Frequently asked questions

Has the Chronic Care Management Improvement Act passed?

No. It was introduced in the U.S. House on April 14, 2026, and is still in the early committee stage. It is not law, and your current Medicare coverage and any copays have not changed.

When would the copay go away if the bill passes?

The bill applies to CCM services furnished on or after January 1, 2027. That date only takes effect if the bill is signed into law before then.

Will this make all my care management free?

No. The bill removes cost-sharing for Chronic Care Management specifically. Other Medicare services, including other care coordination programs, are not covered by this bill.

Do I have to do anything to get the lower cost?

No. If the bill becomes law, the copay change would apply automatically to CCM services. There's nothing to sign up for related to the bill itself.

Who can get Chronic Care Management?

Medicare beneficiaries with two or more chronic conditions expected to last at least 12 months. Talk with your clinician about whether you qualify.

The bottom line

A bipartisan bill could erase the 20% copay for Chronic Care Management in 2027. It isn't law yet, and it may never be, so don't change anything based on it. But it's a good prompt to ask a question worth asking anyway: if you or someone you care for is juggling several conditions and it feels like a lot to manage alone, is Chronic Care Management a fit? If you're a patient of Mobile Health Providers, reach out and we'll walk you through it.


Dr. Wyzscx Patacxil

Dr. Wyzscx Patacxil, MD, CWSP

Physician-Owner, Mobile Health Providers

Dr. Patacxil is the physician-owner of Mobile Health Providers, a house-call primary care and advanced wound care practice serving patients across San Bernardino, Riverside, Los Angeles, and Orange counties. He treats homebound and mobility-limited Medicare beneficiaries in their homes, skilled nursing facilities, and assisted living communities.
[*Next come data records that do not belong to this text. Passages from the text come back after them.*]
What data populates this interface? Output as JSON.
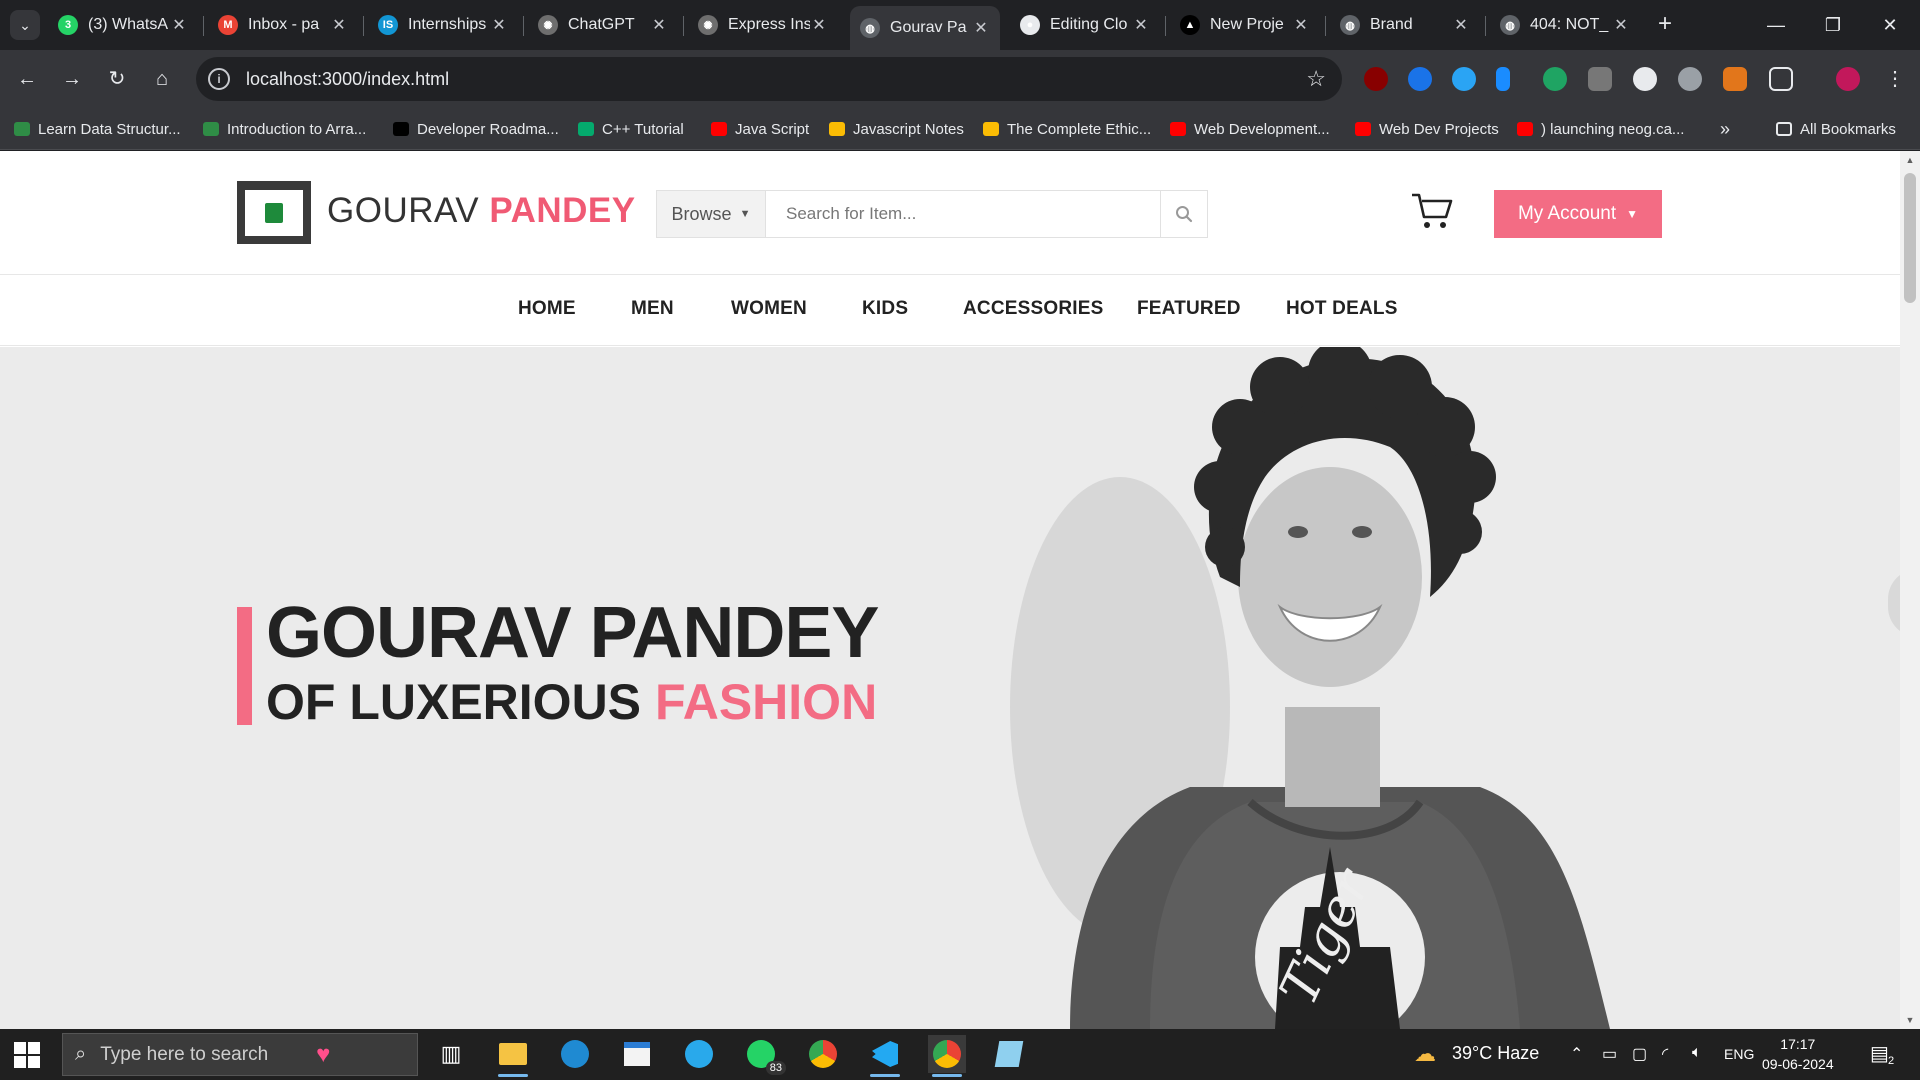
{
  "browser": {
    "tabs": [
      {
        "title": "(3) WhatsA",
        "favicon": "whatsapp-icon",
        "color": "#25d366",
        "glyph": "3"
      },
      {
        "title": "Inbox - pa",
        "favicon": "gmail-icon",
        "color": "#ea4335",
        "glyph": "M"
      },
      {
        "title": "Internships",
        "favicon": "internshala-icon",
        "color": "#1296d4",
        "glyph": "IS"
      },
      {
        "title": "ChatGPT",
        "favicon": "chatgpt-icon",
        "color": "#6e6e6e",
        "glyph": "✺"
      },
      {
        "title": "Express Ins",
        "favicon": "chatgpt-icon",
        "color": "#6e6e6e",
        "glyph": "✺"
      },
      {
        "title": "Gourav Pa",
        "favicon": "globe-icon",
        "color": "#5f6368",
        "glyph": "◍",
        "active": true
      },
      {
        "title": "Editing Clo",
        "favicon": "github-icon",
        "color": "#e8eaed",
        "glyph": "●"
      },
      {
        "title": "New Proje",
        "favicon": "vercel-icon",
        "color": "#000000",
        "glyph": "▲"
      },
      {
        "title": "Brand",
        "favicon": "globe-icon",
        "color": "#5f6368",
        "glyph": "◍"
      },
      {
        "title": "404: NOT_",
        "favicon": "globe-icon",
        "color": "#5f6368",
        "glyph": "◍"
      }
    ],
    "url": "localhost:3000/index.html",
    "bookmarks": [
      {
        "label": "Learn Data Structur...",
        "icon": "gfg-icon",
        "color": "#2f8d46"
      },
      {
        "label": "Introduction to Arra...",
        "icon": "gfg-icon",
        "color": "#2f8d46"
      },
      {
        "label": "Developer Roadma...",
        "icon": "roadmap-icon",
        "color": "#000000"
      },
      {
        "label": "C++ Tutorial",
        "icon": "w3schools-icon",
        "color": "#04aa6d"
      },
      {
        "label": "Java Script",
        "icon": "youtube-icon",
        "color": "#ff0000"
      },
      {
        "label": "Javascript Notes",
        "icon": "drive-icon",
        "color": "#fbbc04"
      },
      {
        "label": "The Complete Ethic...",
        "icon": "drive-icon",
        "color": "#fbbc04"
      },
      {
        "label": "Web Development...",
        "icon": "youtube-icon",
        "color": "#ff0000"
      },
      {
        "label": "Web Dev Projects",
        "icon": "youtube-icon",
        "color": "#ff0000"
      },
      {
        "label": ") launching neog.ca...",
        "icon": "youtube-icon",
        "color": "#ff0000"
      }
    ],
    "all_bookmarks": "All Bookmarks"
  },
  "site": {
    "brand_first": "GOURAV",
    "brand_second": "PANDEY",
    "browse_label": "Browse",
    "search_placeholder": "Search for Item...",
    "account_label": "My Account",
    "accent": "#f36c84",
    "nav": [
      "HOME",
      "MEN",
      "WOMEN",
      "KIDS",
      "ACCESSORIES",
      "FEATURED",
      "HOT DEALS"
    ],
    "hero_title": "GOURAV PANDEY",
    "hero_sub_plain": "OF LUXERIOUS",
    "hero_sub_accent": "FASHION",
    "hero_shirt_text": "Tiger"
  },
  "taskbar": {
    "search_placeholder": "Type here to search",
    "whatsapp_badge": "83",
    "weather": "39°C  Haze",
    "language": "ENG",
    "time": "17:17",
    "date": "09-06-2024",
    "notifications": "2"
  }
}
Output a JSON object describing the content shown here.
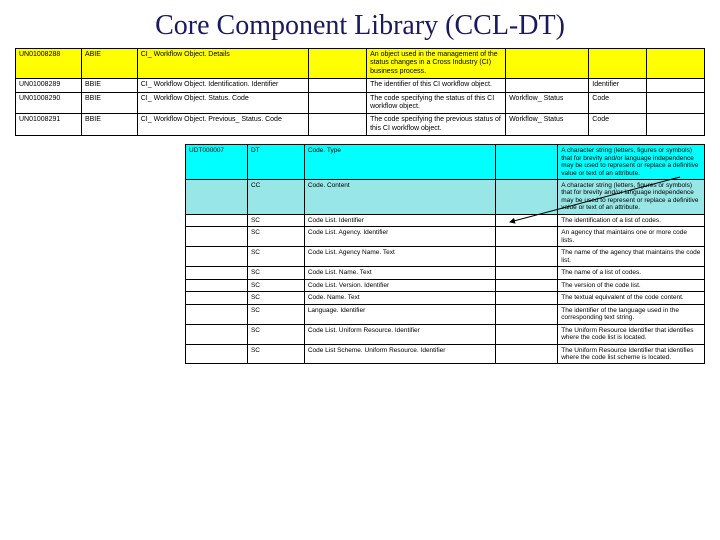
{
  "title": "Core Component Library (CCL-DT)",
  "top": {
    "rows": [
      {
        "id": "UN01008288",
        "type": "ABIE",
        "name": "CI_ Workflow Object. Details",
        "gap": "",
        "desc": "An object used in the management of the status changes in a Cross Industry (CI) business process.",
        "rep": "",
        "dt": "",
        "last": "",
        "hl": "yellow"
      },
      {
        "id": "UN01008289",
        "type": "BBIE",
        "name": "CI_ Workflow Object. Identification. Identifier",
        "gap": "",
        "desc": "The identifier of this CI workflow object.",
        "rep": "",
        "dt": "Identifier",
        "last": ""
      },
      {
        "id": "UN01008290",
        "type": "BBIE",
        "name": "CI_ Workflow Object. Status. Code",
        "gap": "",
        "desc": "The code specifying the status of this CI workflow object.",
        "rep": "Workflow_ Status",
        "dt": "Code",
        "last": ""
      },
      {
        "id": "UN01008291",
        "type": "BBIE",
        "name": "CI_ Workflow Object. Previous_ Status. Code",
        "gap": "",
        "desc": "The code specifying the previous status of this CI workflow object.",
        "rep": "Workflow_ Status",
        "dt": "Code",
        "last": ""
      }
    ]
  },
  "bottom": {
    "rows": [
      {
        "id": "UDT000007",
        "type": "DT",
        "name": "Code. Type",
        "gap": "",
        "desc": "A character string (letters, figures or symbols) that for brevity and/or language independence may be used to represent or replace a definitive value or text of an attribute.",
        "hl": "cyan1"
      },
      {
        "id": "",
        "type": "CC",
        "name": "Code. Content",
        "gap": "",
        "desc": "A character string (letters, figures or symbols) that for brevity and/or language independence may be used to represent or replace a definitive value or text of an attribute.",
        "hl": "cyan2"
      },
      {
        "id": "",
        "type": "SC",
        "name": "Code List. Identifier",
        "gap": "",
        "desc": "The identification of a list of codes."
      },
      {
        "id": "",
        "type": "SC",
        "name": "Code List. Agency. Identifier",
        "gap": "",
        "desc": "An agency that maintains one or more code lists."
      },
      {
        "id": "",
        "type": "SC",
        "name": "Code List. Agency Name. Text",
        "gap": "",
        "desc": "The name of the agency that maintains the code list."
      },
      {
        "id": "",
        "type": "SC",
        "name": "Code List. Name. Text",
        "gap": "",
        "desc": "The name of a list of codes."
      },
      {
        "id": "",
        "type": "SC",
        "name": "Code List. Version. Identifier",
        "gap": "",
        "desc": "The version of the code list."
      },
      {
        "id": "",
        "type": "SC",
        "name": "Code. Name. Text",
        "gap": "",
        "desc": "The textual equivalent of the code content."
      },
      {
        "id": "",
        "type": "SC",
        "name": "Language. Identifier",
        "gap": "",
        "desc": "The identifier of the language used in the corresponding text string."
      },
      {
        "id": "",
        "type": "SC",
        "name": "Code List. Uniform Resource. Identifier",
        "gap": "",
        "desc": "The Uniform Resource Identifier that identifies where the code list is located."
      },
      {
        "id": "",
        "type": "SC",
        "name": "Code List Scheme. Uniform Resource. Identifier",
        "gap": "",
        "desc": "The Uniform Resource Identifier that identifies where the code list scheme is located."
      }
    ]
  }
}
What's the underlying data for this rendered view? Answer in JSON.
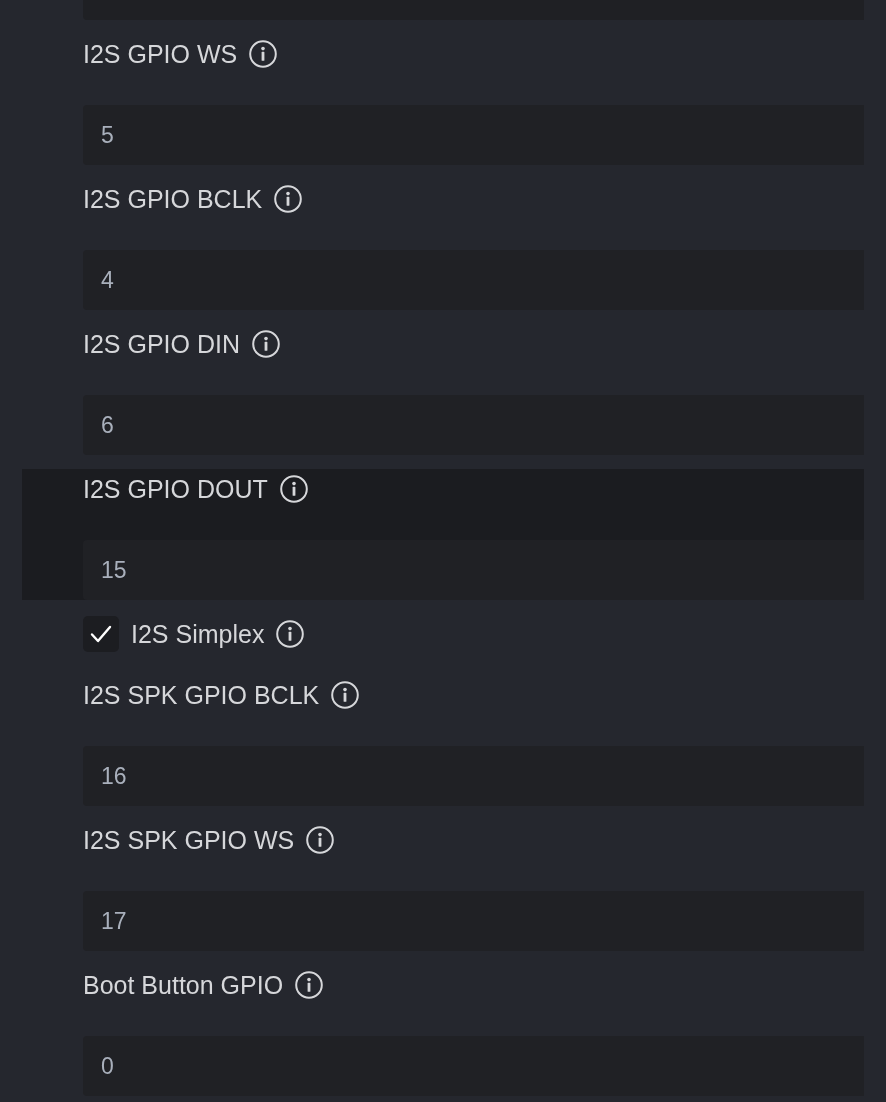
{
  "fields": [
    {
      "kind": "text",
      "label": "I2S GPIO WS",
      "value": "5",
      "highlighted": false
    },
    {
      "kind": "text",
      "label": "I2S GPIO BCLK",
      "value": "4",
      "highlighted": false
    },
    {
      "kind": "text",
      "label": "I2S GPIO DIN",
      "value": "6",
      "highlighted": false
    },
    {
      "kind": "text",
      "label": "I2S GPIO DOUT",
      "value": "15",
      "highlighted": true
    },
    {
      "kind": "checkbox",
      "label": "I2S Simplex",
      "checked": true,
      "highlighted": false
    },
    {
      "kind": "text",
      "label": "I2S SPK GPIO BCLK",
      "value": "16",
      "highlighted": false
    },
    {
      "kind": "text",
      "label": "I2S SPK GPIO WS",
      "value": "17",
      "highlighted": false
    },
    {
      "kind": "text",
      "label": "Boot Button GPIO",
      "value": "0",
      "highlighted": false
    }
  ]
}
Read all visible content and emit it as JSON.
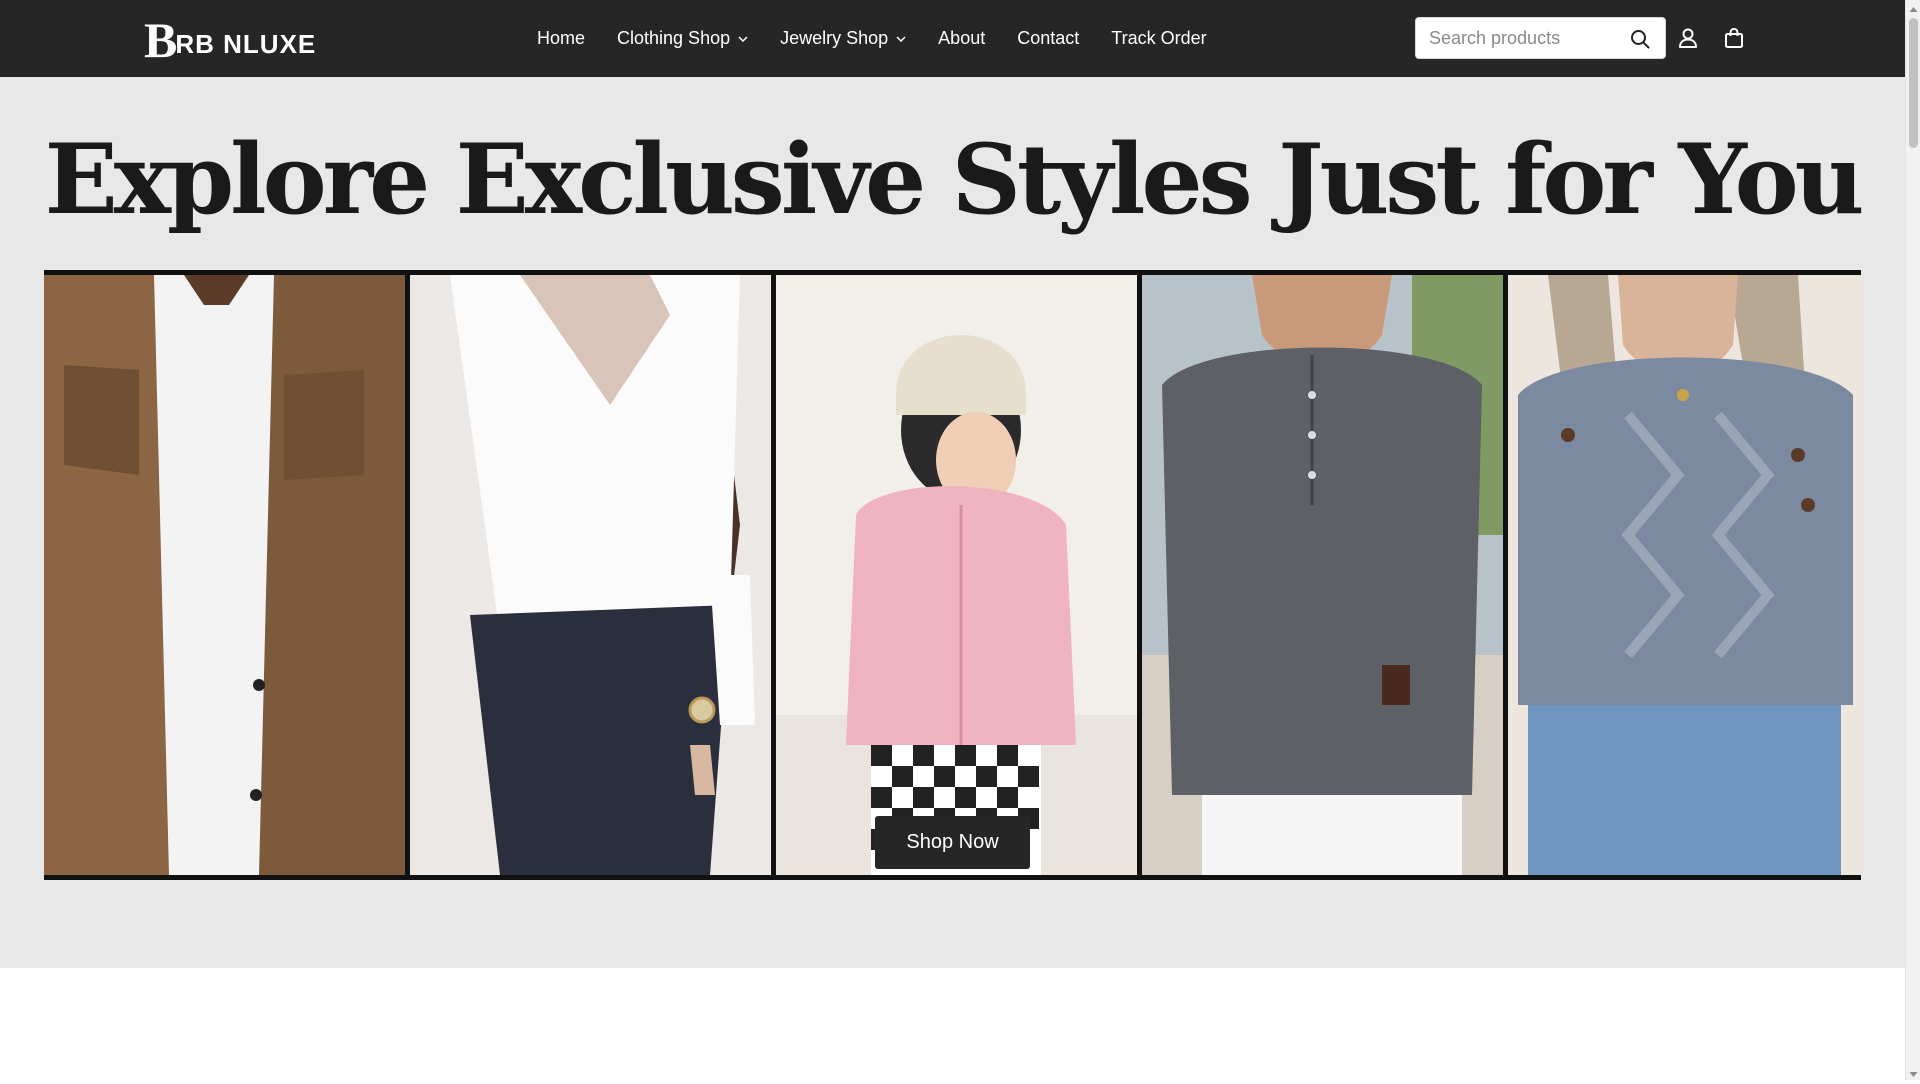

His clinical focus includes chronic wound management, chronic care management, and preventive medicine. He writes about wound care, aging, health technology, and what modern house-call medicine actually looks like.

Read more about Dr. Patacxil →

About this article

This article is for general education and is not medical advice. Reading it does not create a doctor-patient relationship. Talk with a qualified clinician about your specific situation.

This article describes proposed federal legislation that has not been enacted. It is not legal or policy advice, and the bill's provisions may change or fail to become law. Nothing here should be read as a promise of future coverage or cost.

Mobile Health Providers is an independent medical practice. We are not affiliated with or endorsed by Medicare or CMS. Coverage for any service depends on a patient's eligibility and medical necessity.